Prove that when x > 1, a triangle with side lengths a = x2 − 1, b = 2x, and c = x2 + 1 is a right triangle. Use the Pythagorean theorem and the given side lengths to create an equation. Use the equation to show that this triangle follows the rule describing right triangles. Explain your steps.

40 points!!!

Answer 1

x^2 + 2x^2 + 1 = x^4 + 2x^2 +1

Explanation:

pythagorean theorem

a^2 + b^2 = c^2 where a and b are the legs

substitute what we know

(x^2 -1)^2 + (2x)^2 = (x^2+1)^2

FOIL

(x^2 -1)^2 = (x^2-1 ) (x^2-1) = x^4 -x^2 - x^2 +1 = x^4 -2x^2 +1

(2x)^2 = 4x^2

(x^2+1)^2 = (x^2+1 ) (x^2+1) = x^4 +x^2 +x^2 +1= x^4 + 2x^2 +1

substitute these back in

x^4 -2x^2 +1 +4x^2 = x^4 + 2x^2 +1

combine like terms

x^2 + 2x^2 + 1 = x^4 + 2x^2 +1

Since the left and right side are equal, this is a right triangle

Answer 2

Explanation:

Remark

What an interesting variation on the problem of creating integer values for right triangle solutions. I've never seen it before and yes it does work.

Givens

• a = x^2 - 1
• b = 2x
• c = x^2 + 1

Formula

a^2 + b^2 = c^2

Solution

What you are trying to do is show that the right side and left side will be equal.

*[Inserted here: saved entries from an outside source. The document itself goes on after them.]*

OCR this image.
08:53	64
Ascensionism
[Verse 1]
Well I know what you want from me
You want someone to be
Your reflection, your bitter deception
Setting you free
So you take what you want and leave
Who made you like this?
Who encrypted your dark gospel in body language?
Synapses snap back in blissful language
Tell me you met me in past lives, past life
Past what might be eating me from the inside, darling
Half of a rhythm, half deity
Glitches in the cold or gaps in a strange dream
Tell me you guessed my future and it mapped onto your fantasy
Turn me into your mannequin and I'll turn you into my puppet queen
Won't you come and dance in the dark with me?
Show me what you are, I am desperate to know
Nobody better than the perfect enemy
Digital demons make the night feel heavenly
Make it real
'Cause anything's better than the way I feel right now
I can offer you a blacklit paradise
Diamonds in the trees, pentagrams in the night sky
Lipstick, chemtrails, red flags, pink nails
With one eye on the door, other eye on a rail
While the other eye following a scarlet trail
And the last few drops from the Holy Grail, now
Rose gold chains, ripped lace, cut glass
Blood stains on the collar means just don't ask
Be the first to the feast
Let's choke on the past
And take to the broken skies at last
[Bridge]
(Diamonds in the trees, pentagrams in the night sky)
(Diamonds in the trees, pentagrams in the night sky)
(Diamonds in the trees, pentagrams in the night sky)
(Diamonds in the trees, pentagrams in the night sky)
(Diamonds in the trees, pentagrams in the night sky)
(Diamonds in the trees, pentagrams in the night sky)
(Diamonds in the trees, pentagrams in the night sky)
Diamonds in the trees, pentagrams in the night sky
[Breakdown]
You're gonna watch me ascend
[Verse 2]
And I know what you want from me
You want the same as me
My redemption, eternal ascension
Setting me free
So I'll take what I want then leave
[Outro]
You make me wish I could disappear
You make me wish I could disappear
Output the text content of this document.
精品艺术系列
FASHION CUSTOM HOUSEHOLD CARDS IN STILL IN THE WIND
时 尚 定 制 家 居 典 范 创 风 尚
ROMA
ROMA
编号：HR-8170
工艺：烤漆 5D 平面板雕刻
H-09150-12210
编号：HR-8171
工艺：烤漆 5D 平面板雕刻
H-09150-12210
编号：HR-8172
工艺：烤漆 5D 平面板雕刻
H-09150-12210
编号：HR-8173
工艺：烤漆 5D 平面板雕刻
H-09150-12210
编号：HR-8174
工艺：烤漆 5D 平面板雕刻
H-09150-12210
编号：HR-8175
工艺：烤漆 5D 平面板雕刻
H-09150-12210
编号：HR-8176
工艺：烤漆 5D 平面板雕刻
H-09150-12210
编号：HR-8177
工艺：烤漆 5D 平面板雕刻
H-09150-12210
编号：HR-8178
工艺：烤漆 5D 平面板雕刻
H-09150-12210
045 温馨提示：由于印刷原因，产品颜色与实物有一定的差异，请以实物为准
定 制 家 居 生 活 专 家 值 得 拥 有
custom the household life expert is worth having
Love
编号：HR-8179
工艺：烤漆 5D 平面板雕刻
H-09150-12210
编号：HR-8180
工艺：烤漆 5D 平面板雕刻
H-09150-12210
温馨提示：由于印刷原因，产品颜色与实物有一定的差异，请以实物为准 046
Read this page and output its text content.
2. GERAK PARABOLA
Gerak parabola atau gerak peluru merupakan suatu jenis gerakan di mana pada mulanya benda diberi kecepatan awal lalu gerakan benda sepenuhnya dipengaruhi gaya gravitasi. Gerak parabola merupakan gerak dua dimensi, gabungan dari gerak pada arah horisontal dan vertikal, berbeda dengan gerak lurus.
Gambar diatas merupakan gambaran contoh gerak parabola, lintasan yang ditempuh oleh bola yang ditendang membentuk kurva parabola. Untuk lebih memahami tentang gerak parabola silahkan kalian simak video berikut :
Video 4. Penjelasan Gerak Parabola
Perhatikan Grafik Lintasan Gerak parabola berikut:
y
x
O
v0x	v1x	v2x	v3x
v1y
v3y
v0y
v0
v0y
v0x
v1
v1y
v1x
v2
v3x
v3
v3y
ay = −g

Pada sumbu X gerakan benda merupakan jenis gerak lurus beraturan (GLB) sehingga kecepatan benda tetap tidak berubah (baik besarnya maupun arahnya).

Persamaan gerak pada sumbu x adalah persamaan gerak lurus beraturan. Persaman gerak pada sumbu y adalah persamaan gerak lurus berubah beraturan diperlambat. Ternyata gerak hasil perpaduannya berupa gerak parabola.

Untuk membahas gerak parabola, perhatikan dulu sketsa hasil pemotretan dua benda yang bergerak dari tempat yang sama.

(x^2 - 1)^2 + (2x)^2 = (x^2 + 1)^2

x^4 - 2x^2 + 1 + 4x^2 = x^4 + 2x^2 + 1

When you add 4x^2 and - 2x^2 together, you get 2x^2 [on the left side]

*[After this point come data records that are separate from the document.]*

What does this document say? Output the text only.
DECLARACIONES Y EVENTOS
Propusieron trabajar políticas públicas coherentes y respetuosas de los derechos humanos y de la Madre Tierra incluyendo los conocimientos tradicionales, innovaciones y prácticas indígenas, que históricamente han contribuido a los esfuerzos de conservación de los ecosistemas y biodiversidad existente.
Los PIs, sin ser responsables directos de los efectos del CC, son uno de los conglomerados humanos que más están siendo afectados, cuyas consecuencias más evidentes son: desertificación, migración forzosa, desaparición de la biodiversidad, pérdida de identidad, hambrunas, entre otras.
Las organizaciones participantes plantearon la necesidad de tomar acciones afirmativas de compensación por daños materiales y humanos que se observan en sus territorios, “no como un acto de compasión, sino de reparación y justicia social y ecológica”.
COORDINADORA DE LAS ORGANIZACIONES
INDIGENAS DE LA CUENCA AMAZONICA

x^4 + 2x^2 +1 = x^4+ 2x^2 + 1

Sample Calculation

Let x = 5

• (x^2 - 1) = 5^2 - 1
• 25 - 1 = 24
• 2x = 2*5 = 10
• x^2 + 1 = 5^2 + 1
• 25 + 1
• 26

24^2 + 10^2 =? 26^2

576 + 100 =? 676

676 = 676 The sample question works.

Conclusion

• The Left hand Side of the equation is equal to the right hand side.
• They represent the integer number solutions to the Pythagorean Theorem, although they don't have to integer values to work. x can be just about any plus value.
• The reason x ≠ 1 is that x^2 - 1 will = 0 and that will never give a value that satisfies the given conditions.